Diane Wei Lewis's research focuses on Japanese cinema and media and their connections to mass culture, capitalism, and modernity.
Diane Wei Lewis received her Ph.D. in Cinema and Media Studies from the University of Chicago in 2011. Her work centers on the 1910s and 1920s—key decades for the industrialization of cinema, the expansion of mass media, and the introduction of new media technologies in Japan. Her scholarship and teaching combine historical research with theoretical inquiry and introduce interdisciplinary perspectives to the history of cinema. She examines Japanese cinema and media with an emphasis on histories and theories of labor, consumerism, emotion, and gender and sexuality.
Her first book, Powers of the Real: Cinema, Gender, and Emotion in Interwar Japan (Harvard University Asia Center, 2019), explores the cultural politics of cinematic realism in the 1920s and early 1930s. Beginning with the devastating 1923 Great Kanto Earthquake, which heightened the stakes for thinking about cinema's ability to reach a mass audience and shape public sentiment, Lewis traces popular understandings of cinema's persuasive sensory realism in terms of emotion, identification, and pleasure. The book situates cinema within a broad media context, demonstrating cinema's imbrication in consumer culture and other forms of mass media. It interrogates images of women and ideas about femininity that figured prominently in discourses on media technology and commercial mass culture, highlighting the role that ideas about gender and sexuality play in vernacular theories of media.

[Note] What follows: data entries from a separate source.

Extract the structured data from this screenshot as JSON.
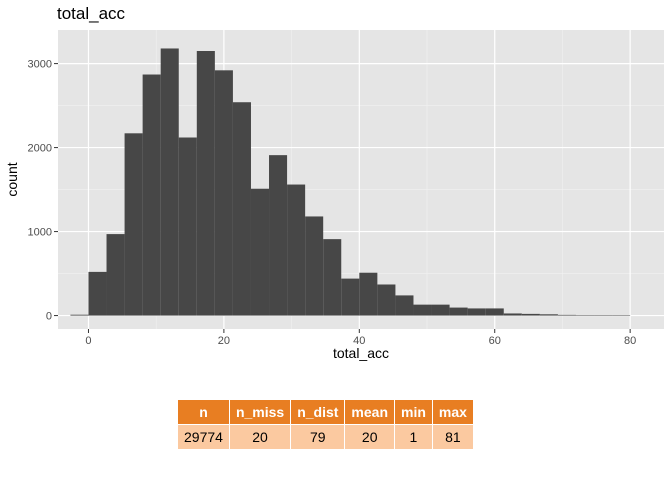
{
  "chart_data": {
    "type": "bar",
    "title": "total_acc",
    "xlabel": "total_acc",
    "ylabel": "count",
    "xlim": [
      -4.5,
      85
    ],
    "ylim": [
      -160,
      3400
    ],
    "x_ticks": [
      0,
      20,
      40,
      60,
      80
    ],
    "y_ticks": [
      0,
      1000,
      2000,
      3000
    ],
    "grid": true,
    "bin_width": 2.667,
    "bins": [
      {
        "x": -1.333,
        "count": 10
      },
      {
        "x": 1.333,
        "count": 520
      },
      {
        "x": 4.0,
        "count": 970
      },
      {
        "x": 6.667,
        "count": 2170
      },
      {
        "x": 9.333,
        "count": 2870
      },
      {
        "x": 12.0,
        "count": 3180
      },
      {
        "x": 14.667,
        "count": 2120
      },
      {
        "x": 17.333,
        "count": 3150
      },
      {
        "x": 20.0,
        "count": 2920
      },
      {
        "x": 22.667,
        "count": 2540
      },
      {
        "x": 25.333,
        "count": 1510
      },
      {
        "x": 28.0,
        "count": 1910
      },
      {
        "x": 30.667,
        "count": 1560
      },
      {
        "x": 33.333,
        "count": 1180
      },
      {
        "x": 36.0,
        "count": 910
      },
      {
        "x": 38.667,
        "count": 440
      },
      {
        "x": 41.333,
        "count": 510
      },
      {
        "x": 44.0,
        "count": 370
      },
      {
        "x": 46.667,
        "count": 240
      },
      {
        "x": 49.333,
        "count": 130
      },
      {
        "x": 52.0,
        "count": 130
      },
      {
        "x": 54.667,
        "count": 95
      },
      {
        "x": 57.333,
        "count": 85
      },
      {
        "x": 60.0,
        "count": 85
      },
      {
        "x": 62.667,
        "count": 25
      },
      {
        "x": 65.333,
        "count": 20
      },
      {
        "x": 68.0,
        "count": 15
      },
      {
        "x": 70.667,
        "count": 8
      },
      {
        "x": 73.333,
        "count": 5
      },
      {
        "x": 76.0,
        "count": 5
      },
      {
        "x": 78.667,
        "count": 3
      }
    ],
    "colors": {
      "panel": "#e5e5e5",
      "grid_major": "#ffffff",
      "grid_minor": "#f2f2f2",
      "bar": "#474747",
      "tick_text": "#4d4d4d",
      "axis_title": "#000000"
    }
  },
  "table": {
    "headers": [
      "n",
      "n_miss",
      "n_dist",
      "mean",
      "min",
      "max"
    ],
    "row": [
      "29774",
      "20",
      "79",
      "20",
      "1",
      "81"
    ],
    "header_color": "#e87e22",
    "cell_color": "#fbc9a0"
  }
}
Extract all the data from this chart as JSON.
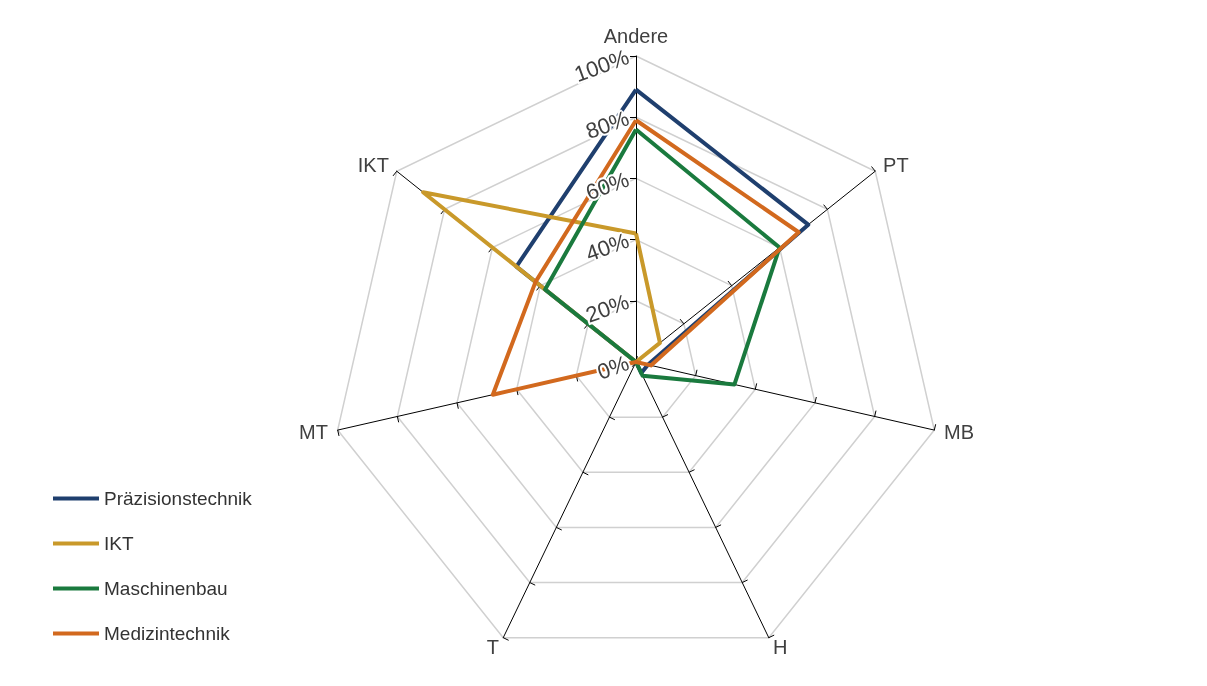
{
  "chart_data": {
    "type": "radar",
    "categories": [
      "Andere",
      "PT",
      "MB",
      "H",
      "T",
      "MT",
      "IKT"
    ],
    "series": [
      {
        "name": "Präzisionstechnik",
        "color": "#1f3f6e",
        "values": [
          89,
          72,
          4,
          4,
          0,
          0,
          50
        ]
      },
      {
        "name": "IKT",
        "color": "#c9992a",
        "values": [
          42,
          10,
          0,
          0,
          0,
          0,
          89
        ]
      },
      {
        "name": "Maschinenbau",
        "color": "#1a7a3e",
        "values": [
          76,
          60,
          33,
          5,
          0,
          0,
          38
        ]
      },
      {
        "name": "Medizintechnik",
        "color": "#d2691e",
        "values": [
          79,
          68,
          5,
          0,
          0,
          48,
          42
        ]
      }
    ],
    "ylim": [
      0,
      100
    ],
    "yticks": [
      {
        "value": 0,
        "label": "0%"
      },
      {
        "value": 20,
        "label": "20%"
      },
      {
        "value": 40,
        "label": "40%"
      },
      {
        "value": 60,
        "label": "60%"
      },
      {
        "value": 80,
        "label": "80%"
      },
      {
        "value": 100,
        "label": "100%"
      }
    ],
    "grid": true,
    "legend": "bottom left",
    "marker": "none"
  }
}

Her current book project examines the rise of network technologies in 1980s Japan, their impact on the organization of work and especially the image of home-based labor, and the function that ideas about sexual difference play in theories of new media. This research explores how telecommuting, home automation, and office automation both challenged and were constrained by popular conceptions of gender identity and gendered labor, professionalism and domesticity, and urban and suburban space. She is also working on a social history of the Proletarian Film League of Japan (Prokino, 1929-1934).